A primeira barreira é interna. A força de vontade é indispensável
Gonzales, citado no início desta reportagem, conta que desistiu de estudar aos 18 anos, na mesma época em que iria tirar a Carteira Nacional de Habilitação (CNH), sonho de quem chega nessa idade. Ele lembra que durante as aulas práticas no veículo, percebeu que estava com problema na visão. Nesse momento descobriu que a doença, sem cura, o deixaria cego em pouco tempo. Entrou em depressão e não saía mais de casa. A única coisa que ainda motivava Alexandre era fazer musculação. Precisou vencer o desânimo, o preconceito contra si mesmo e a vergonha de tropeçar diante dos outros para dar a volta por cima, mas quando resolveu retomar os estudos, veio outro baque: teve a avaliação adulterada por uma faculdade de Sorocaba, pois não queriam um cego estudando lá. Foi aí que soube, na pele, que o direito à Educação, garantido por lei, nem sempre é respeitado. "Fiquei mal com isso, mas resolvi que dessa vez não iria desistir", disse.
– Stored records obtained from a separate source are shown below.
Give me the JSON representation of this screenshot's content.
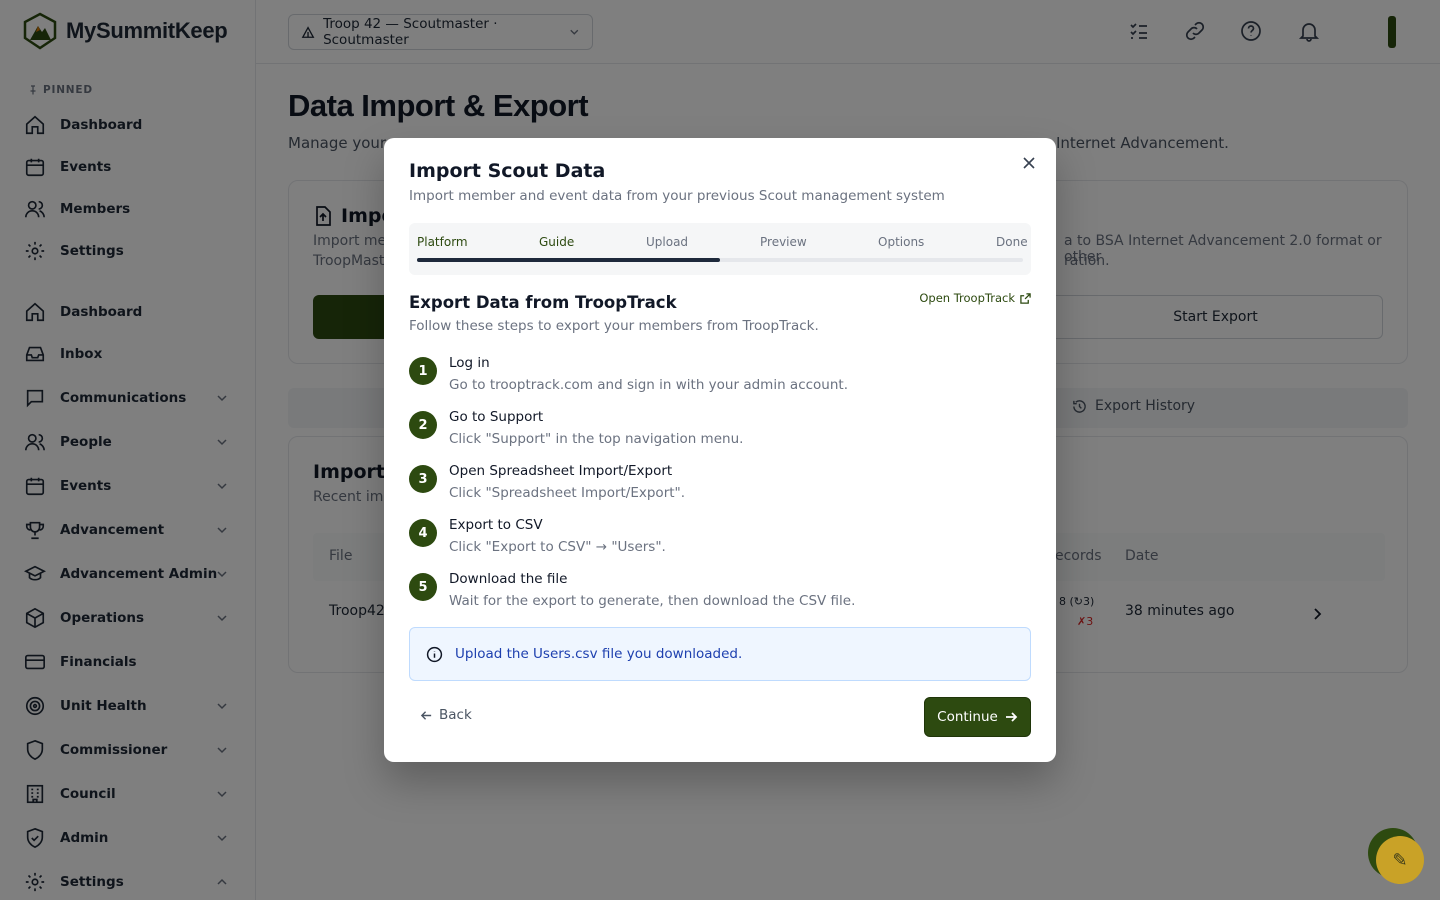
{
  "brand": {
    "name": "MySummitKeep"
  },
  "sidebar": {
    "pinned_label": "PINNED",
    "pinned": [
      {
        "label": "Dashboard"
      },
      {
        "label": "Events"
      },
      {
        "label": "Members"
      },
      {
        "label": "Settings"
      }
    ],
    "items": [
      {
        "label": "Dashboard"
      },
      {
        "label": "Inbox"
      },
      {
        "label": "Communications"
      },
      {
        "label": "People"
      },
      {
        "label": "Events"
      },
      {
        "label": "Advancement"
      },
      {
        "label": "Advancement Admin"
      },
      {
        "label": "Operations"
      },
      {
        "label": "Financials"
      },
      {
        "label": "Unit Health"
      },
      {
        "label": "Commissioner"
      },
      {
        "label": "Council"
      },
      {
        "label": "Admin"
      },
      {
        "label": "Settings"
      }
    ]
  },
  "topbar": {
    "unit_selector": "Troop 42 — Scoutmaster · Scoutmaster"
  },
  "page": {
    "title": "Data Import & Export",
    "subtitle_left": "Manage your",
    "subtitle_right": "Internet Advancement.",
    "import_card_title": "Impo",
    "import_card_desc_1": "Import mem",
    "import_card_desc_2": "TroopMaste",
    "export_card_desc_1": "a to BSA Internet Advancement 2.0 format or other",
    "export_card_desc_2": "ration.",
    "start_export": "Start Export",
    "export_history_tab": "Export History",
    "history_title": "Import H",
    "history_sub": "Recent impo",
    "history_cols": {
      "file": "File",
      "records": "ecords",
      "date": "Date"
    },
    "history_row": {
      "file": "Troop42_",
      "records_ok": "8 (↻3)",
      "records_err": "✗3",
      "date": "38 minutes ago"
    }
  },
  "dialog": {
    "title": "Import Scout Data",
    "subtitle": "Import member and event data from your previous Scout management system",
    "steps": [
      "Platform",
      "Guide",
      "Upload",
      "Preview",
      "Options",
      "Done"
    ],
    "progress": 0.5,
    "guide_title": "Export Data from TroopTrack",
    "guide_sub": "Follow these steps to export your members from TroopTrack.",
    "open_link": "Open TroopTrack",
    "guide_steps": [
      {
        "num": "1",
        "title": "Log in",
        "desc": "Go to trooptrack.com and sign in with your admin account."
      },
      {
        "num": "2",
        "title": "Go to Support",
        "desc": "Click \"Support\" in the top navigation menu."
      },
      {
        "num": "3",
        "title": "Open Spreadsheet Import/Export",
        "desc": "Click \"Spreadsheet Import/Export\"."
      },
      {
        "num": "4",
        "title": "Export to CSV",
        "desc": "Click \"Export to CSV\" → \"Users\"."
      },
      {
        "num": "5",
        "title": "Download the file",
        "desc": "Wait for the export to generate, then download the CSV file."
      }
    ],
    "info": "Upload the Users.csv file you downloaded.",
    "back": "Back",
    "continue": "Continue"
  },
  "colors": {
    "brand_green": "#2d4a10",
    "info_blue": "#1e40af"
  }
}
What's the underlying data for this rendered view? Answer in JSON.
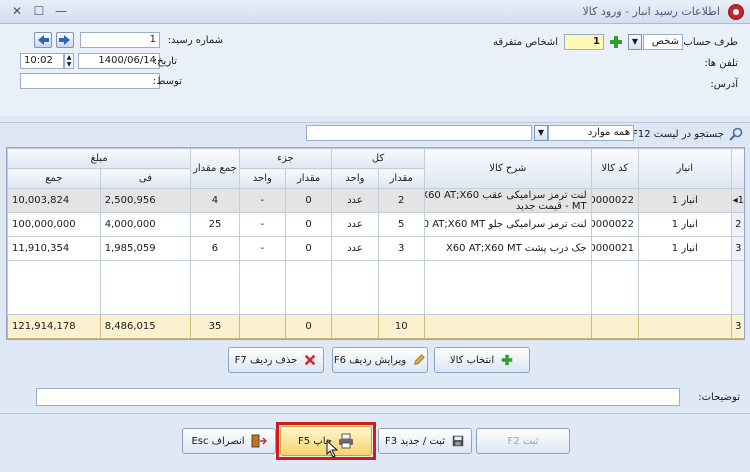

A lei 7.853, de 1989, define como crime recusar, suspender, adiar, cancelar ou extinguir a matrícula de um estudante por causa de sua deficiência, em qualquer curso ou nível de ensino, seja ele público ou privado, com pena de um a quatro anos de prisão, mais multa. "Entrei com processo e tudo na época", afirma.
Graças à sua força de vontade, Alexandre prestou vestibular em outra faculdade e por fim se formou. Primeiro em Educação Física e depois também fez Nutrição.
O fisioculturista comenta que até identificarem a doença, teve de passar por diversos oftalmologistas, mas ninguém descobria o que tinha. "Passei um ano fazendo exames e não achavam. Em São Paulo é que um médico viu que se tratava de problema na retina e aconselhou a procurar onde estava mais avançado nessa área na época, em Boston, nos Estados Unidos", lembra.
O diagnóstico veio, por fim: retinose pigmentar. Gradualmente Alexandre foi perdendo a visão e aos 28 anos atingiu os 5%, que se manteve até os dias de hoje. "Só consigo ver vultos", diz.
Na época que soube da doença, Alexandre estava no 2º ano do colegial (hoje ensino médio). "Eu já tinha repetido o primeiro ano e provavelmente porque não enxergava o que estava anotado na lousa".
Aos poucos, com ajuda da terapia, ele afirma que foi melhorando os pensamentos e as decisões. "Aí meu pai me disse que eu não iria ficar sem estudar ou trabalhar, então eu deveria escolher. Primeiro decidi então que iria trabalhar. Foi assim que tive uma das primeiras lojas de suplementos esportivos para treino em Sorocaba".
Quando amadureceu mais, sentiu que faltava algo em sua vida, que não estava completo e percebeu que era a necessidade de estudar. Na faculdade, Alexandre não tinha tutor, então contava com a ajuda de amigos e de um gravador. "Gravava as aulas e a prova era oral", relata.
Hoje pós-graduado em Nutrição Esportiva pela USP, Alexandre afirma ter orgulho em atuar nas áreas em que é formado. "Trabalho como nutricionista esportivo, monto treinos e dietas e pretendo também fazer palestras para contar para as pessoas a minha história de superação e motivar mais gente", diz.